Allow configuring maximum document ID length during replication

Currently due to a bug in http parser and lack of document ID length
enforcement, large document IDs will break replication jobs. Large IDs
will pass through the _change feed, revs diffs,  but then fail
during open_revs get request. open_revs request will keep retrying until
it gives up after long enough time, then replication task crashes and
restart again with the same pattern.
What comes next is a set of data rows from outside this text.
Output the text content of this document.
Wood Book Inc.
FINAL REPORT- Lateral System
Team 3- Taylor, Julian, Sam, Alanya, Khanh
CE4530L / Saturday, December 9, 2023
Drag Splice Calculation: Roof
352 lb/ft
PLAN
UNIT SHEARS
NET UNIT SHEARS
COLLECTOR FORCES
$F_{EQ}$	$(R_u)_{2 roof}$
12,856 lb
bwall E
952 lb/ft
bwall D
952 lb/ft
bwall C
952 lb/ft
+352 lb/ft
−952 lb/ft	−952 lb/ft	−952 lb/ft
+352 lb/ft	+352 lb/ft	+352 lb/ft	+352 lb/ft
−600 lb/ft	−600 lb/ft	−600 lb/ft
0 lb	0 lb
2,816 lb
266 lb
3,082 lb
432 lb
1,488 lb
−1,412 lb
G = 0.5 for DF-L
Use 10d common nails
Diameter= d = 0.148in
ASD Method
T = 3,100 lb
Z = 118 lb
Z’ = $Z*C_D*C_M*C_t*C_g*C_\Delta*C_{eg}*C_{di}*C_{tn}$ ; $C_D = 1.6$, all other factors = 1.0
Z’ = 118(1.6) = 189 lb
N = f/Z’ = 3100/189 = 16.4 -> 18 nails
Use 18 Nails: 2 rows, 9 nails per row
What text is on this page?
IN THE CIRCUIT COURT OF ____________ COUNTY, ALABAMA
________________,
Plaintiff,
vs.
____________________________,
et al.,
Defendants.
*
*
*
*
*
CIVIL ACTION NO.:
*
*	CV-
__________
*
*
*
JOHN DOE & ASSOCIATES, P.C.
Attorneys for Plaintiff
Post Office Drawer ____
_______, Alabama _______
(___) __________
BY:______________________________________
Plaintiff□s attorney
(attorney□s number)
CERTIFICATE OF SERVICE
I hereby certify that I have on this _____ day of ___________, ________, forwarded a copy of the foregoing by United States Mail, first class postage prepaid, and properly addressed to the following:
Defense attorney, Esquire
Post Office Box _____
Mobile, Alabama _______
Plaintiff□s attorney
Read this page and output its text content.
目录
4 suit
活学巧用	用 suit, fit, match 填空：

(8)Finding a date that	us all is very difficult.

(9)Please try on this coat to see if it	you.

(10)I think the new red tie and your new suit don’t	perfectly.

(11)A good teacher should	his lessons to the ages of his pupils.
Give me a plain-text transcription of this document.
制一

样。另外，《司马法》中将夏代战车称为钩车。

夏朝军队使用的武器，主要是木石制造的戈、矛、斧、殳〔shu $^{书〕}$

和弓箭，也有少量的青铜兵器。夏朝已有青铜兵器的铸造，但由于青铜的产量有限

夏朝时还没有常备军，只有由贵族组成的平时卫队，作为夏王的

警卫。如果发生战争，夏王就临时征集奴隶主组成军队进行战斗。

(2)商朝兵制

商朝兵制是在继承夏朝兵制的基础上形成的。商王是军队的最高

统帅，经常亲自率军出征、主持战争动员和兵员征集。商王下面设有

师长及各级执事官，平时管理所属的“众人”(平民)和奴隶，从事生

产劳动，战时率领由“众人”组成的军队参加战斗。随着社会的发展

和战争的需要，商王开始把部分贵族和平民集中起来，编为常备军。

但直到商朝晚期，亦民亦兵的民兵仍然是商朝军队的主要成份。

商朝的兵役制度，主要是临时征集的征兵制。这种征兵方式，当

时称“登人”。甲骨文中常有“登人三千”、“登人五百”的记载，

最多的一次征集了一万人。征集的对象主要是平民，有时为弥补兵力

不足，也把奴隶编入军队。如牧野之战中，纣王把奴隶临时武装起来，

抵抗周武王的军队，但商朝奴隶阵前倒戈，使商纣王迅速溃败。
The current effective limit is
around 8k or so. (The buffer size default 8192 and if the first line
of the request is larger than that, request will fail).

(See http://erlang.org/pipermail/erlang-questions/2011-June/059567.html
for more information about the possible failure mechanism).

Bypassing the parser bug by increasing recbuf size, will alow replication
to finish, however that means simply spreading the abnormal document through
the rest of the system, and might not be desirable always.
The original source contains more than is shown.